Classificação havia sido elevada de ‘brAA+’ para ‘brAAA’ em março; perspectiva permanecia estável no momento da retirada
A S&P National Ratings retirou o rating de crédito de emissor ‘brAAA’, na Escala Nacional Brasil, atribuído à Delta Sucroenergia. A retirada ocorreu a pedido da própria companhia e, na data da decisão, a perspectiva da classificação era estável, segundo comunicado divulgado pela agência em 2 de setembro.
O rating havia sido elevado apenas alguns meses antes. Em 20 de março, a S&P aumentou a classificação da Delta de ‘brAA+’ para ‘brAAA’, ao mesmo tempo em que alterou a perspectiva de positiva para estável. Na ocasião, a agência afirmou que a decisão refletia o fortalecimento estrutural do perfil de risco financeiro da companhia.
No comunicado mais recente, a S&P informou que o rating refletia a posição da Delta no setor sucroenergético brasileiro, sua integração nas atividades de produção de açúcar, etanol e bioenergia e sua capacidade de geração de caixa operacional. A avaliação também considerava a exposição à volatilidade dos preços do açúcar e do etanol, os riscos climáticos da atividade agrícola, as necessidades recorrentes de capital de giro e a gestão da estrutura de capital e da liquidez.
S&P destacava baixa alavancagem e geração de caixa
Na análise divulgada em março, a agência destacou que a Delta havia apresentado métricas de crédito mais fortes em relação aos seus pares do setor sucroenergético, sustentadas por baixa alavancagem, forte geração de caixa e disciplina financeira.

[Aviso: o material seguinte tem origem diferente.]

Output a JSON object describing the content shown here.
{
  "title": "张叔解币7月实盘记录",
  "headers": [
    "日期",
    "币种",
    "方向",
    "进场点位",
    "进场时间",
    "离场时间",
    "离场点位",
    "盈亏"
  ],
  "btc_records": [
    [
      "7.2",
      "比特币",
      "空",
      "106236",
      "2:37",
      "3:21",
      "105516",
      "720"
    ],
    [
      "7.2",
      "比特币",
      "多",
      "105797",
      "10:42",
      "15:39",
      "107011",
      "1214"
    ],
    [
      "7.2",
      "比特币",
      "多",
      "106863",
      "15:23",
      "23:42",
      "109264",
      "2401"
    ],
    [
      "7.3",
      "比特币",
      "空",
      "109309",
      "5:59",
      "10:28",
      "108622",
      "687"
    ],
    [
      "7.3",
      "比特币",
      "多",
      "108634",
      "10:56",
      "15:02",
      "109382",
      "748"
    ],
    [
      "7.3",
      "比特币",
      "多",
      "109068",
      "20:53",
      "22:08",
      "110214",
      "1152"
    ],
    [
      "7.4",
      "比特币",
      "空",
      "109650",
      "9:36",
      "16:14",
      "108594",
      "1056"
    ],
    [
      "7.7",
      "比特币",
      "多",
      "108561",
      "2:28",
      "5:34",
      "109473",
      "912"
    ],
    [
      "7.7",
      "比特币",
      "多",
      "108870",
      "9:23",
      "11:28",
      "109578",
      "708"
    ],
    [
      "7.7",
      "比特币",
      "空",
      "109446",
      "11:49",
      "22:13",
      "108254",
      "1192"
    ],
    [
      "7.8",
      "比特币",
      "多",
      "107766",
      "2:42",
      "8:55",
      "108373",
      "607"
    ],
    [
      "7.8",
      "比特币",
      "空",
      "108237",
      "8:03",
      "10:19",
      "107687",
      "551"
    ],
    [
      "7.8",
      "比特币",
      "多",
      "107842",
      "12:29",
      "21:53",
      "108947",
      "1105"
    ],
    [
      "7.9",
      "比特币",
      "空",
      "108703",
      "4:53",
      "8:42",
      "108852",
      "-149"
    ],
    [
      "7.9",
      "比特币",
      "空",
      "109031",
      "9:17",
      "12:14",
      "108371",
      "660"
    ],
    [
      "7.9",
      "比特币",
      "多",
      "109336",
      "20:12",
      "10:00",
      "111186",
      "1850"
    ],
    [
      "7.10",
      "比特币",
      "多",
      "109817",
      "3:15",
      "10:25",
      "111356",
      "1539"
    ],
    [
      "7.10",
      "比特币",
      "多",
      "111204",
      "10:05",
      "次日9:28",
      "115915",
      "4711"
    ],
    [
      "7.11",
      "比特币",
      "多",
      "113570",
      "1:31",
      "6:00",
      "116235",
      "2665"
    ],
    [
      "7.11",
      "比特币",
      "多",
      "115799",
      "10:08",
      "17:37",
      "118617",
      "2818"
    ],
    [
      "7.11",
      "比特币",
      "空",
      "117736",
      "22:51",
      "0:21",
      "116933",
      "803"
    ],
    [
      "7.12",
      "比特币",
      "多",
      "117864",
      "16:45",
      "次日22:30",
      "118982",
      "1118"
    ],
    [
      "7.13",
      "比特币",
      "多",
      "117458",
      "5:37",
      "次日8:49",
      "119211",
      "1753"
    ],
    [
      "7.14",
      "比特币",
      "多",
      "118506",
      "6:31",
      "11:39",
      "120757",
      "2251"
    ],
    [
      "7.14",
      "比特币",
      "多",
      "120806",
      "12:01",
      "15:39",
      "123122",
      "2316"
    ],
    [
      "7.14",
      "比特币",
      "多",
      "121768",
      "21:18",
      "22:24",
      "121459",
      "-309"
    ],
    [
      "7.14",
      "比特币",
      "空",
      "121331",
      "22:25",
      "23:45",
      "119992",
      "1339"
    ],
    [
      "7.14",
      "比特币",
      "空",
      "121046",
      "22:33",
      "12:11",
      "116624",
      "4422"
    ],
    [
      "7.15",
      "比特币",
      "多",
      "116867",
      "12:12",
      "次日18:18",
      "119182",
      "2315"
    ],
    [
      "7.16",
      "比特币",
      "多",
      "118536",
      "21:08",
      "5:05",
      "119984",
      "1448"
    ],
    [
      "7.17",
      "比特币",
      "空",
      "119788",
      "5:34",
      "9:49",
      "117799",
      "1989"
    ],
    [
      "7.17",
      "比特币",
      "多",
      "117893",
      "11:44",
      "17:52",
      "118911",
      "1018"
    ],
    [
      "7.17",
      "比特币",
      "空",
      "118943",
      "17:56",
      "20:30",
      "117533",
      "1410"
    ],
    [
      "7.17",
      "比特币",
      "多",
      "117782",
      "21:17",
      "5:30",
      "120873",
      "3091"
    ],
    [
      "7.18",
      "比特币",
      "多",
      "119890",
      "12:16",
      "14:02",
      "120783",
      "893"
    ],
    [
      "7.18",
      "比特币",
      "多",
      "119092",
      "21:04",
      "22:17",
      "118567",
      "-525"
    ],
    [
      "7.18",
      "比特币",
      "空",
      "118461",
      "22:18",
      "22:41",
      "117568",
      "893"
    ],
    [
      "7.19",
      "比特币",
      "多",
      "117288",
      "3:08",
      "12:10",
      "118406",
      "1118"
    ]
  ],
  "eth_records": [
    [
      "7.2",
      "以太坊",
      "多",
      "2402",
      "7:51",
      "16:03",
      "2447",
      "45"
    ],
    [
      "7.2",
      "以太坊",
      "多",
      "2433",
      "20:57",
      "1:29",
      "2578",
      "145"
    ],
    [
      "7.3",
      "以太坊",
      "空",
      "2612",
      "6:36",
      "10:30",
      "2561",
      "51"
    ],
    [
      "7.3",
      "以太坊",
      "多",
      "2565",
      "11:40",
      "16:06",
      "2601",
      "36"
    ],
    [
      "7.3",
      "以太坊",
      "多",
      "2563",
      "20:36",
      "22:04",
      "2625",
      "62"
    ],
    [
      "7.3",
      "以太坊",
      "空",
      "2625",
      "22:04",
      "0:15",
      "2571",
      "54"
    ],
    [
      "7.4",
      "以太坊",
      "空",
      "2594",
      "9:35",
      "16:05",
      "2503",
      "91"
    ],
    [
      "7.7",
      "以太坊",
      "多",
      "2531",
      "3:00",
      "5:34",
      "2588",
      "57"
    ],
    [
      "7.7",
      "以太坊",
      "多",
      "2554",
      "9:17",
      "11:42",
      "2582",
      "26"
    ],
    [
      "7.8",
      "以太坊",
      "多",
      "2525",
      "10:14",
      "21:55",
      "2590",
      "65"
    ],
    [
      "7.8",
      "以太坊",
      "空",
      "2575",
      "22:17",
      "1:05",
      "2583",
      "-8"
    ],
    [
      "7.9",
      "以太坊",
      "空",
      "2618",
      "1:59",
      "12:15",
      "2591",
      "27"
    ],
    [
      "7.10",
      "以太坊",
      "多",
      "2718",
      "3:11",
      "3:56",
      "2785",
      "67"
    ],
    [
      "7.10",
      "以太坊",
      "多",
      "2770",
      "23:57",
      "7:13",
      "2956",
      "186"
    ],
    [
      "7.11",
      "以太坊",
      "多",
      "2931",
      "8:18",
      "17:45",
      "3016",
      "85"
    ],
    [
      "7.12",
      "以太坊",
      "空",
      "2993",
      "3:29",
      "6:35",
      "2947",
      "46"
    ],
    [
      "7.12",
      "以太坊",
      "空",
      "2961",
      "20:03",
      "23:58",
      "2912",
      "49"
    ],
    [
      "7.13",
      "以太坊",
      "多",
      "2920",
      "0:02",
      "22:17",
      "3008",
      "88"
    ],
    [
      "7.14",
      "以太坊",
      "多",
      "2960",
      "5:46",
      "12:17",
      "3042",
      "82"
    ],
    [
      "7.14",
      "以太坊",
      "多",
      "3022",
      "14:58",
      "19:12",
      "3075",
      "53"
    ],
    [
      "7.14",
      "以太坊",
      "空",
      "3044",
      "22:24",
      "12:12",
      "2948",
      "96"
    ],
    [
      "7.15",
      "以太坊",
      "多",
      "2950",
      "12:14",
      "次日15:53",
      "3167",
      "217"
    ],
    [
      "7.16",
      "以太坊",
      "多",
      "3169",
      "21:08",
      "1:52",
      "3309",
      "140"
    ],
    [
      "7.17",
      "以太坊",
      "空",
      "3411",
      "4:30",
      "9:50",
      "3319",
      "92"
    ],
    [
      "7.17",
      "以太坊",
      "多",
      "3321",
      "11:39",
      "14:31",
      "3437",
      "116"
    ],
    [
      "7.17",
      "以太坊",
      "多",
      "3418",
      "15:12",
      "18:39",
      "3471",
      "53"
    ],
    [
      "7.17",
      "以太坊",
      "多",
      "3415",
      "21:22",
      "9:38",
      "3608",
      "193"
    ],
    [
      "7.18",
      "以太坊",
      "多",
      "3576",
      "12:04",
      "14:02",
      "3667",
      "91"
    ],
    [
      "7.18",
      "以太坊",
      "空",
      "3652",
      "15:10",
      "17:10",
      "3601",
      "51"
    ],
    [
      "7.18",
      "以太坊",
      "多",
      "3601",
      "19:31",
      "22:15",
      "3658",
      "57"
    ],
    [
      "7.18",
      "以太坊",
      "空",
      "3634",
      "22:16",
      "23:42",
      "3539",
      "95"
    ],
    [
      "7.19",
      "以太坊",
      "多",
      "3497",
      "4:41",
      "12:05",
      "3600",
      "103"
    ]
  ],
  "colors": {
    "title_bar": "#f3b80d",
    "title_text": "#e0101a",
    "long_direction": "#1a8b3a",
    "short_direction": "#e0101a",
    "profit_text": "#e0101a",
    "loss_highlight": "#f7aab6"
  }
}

Nos 12 meses encerrados em dezembro de 2025, a companhia havia reportado receita de R$ 3,2 bilhões e EBITDA de R$ 1,7 bilhão. A S&P também ressaltou o histórico de manutenção de margens elevadas e geração positiva de fluxo de caixa operacional livre ao longo de diferentes ciclos do setor.
Naquele momento, a Delta apresentava capacidade de processamento de 11,5 milhões de toneladas de cana-de-açúcar por ano. Para a safra 2025/26, a agência estimava receita líquida de R$ 3,1 bilhões, EBITDA de R$ 1,7 bilhão e fluxo de caixa operacional livre de R$ 438 milhões.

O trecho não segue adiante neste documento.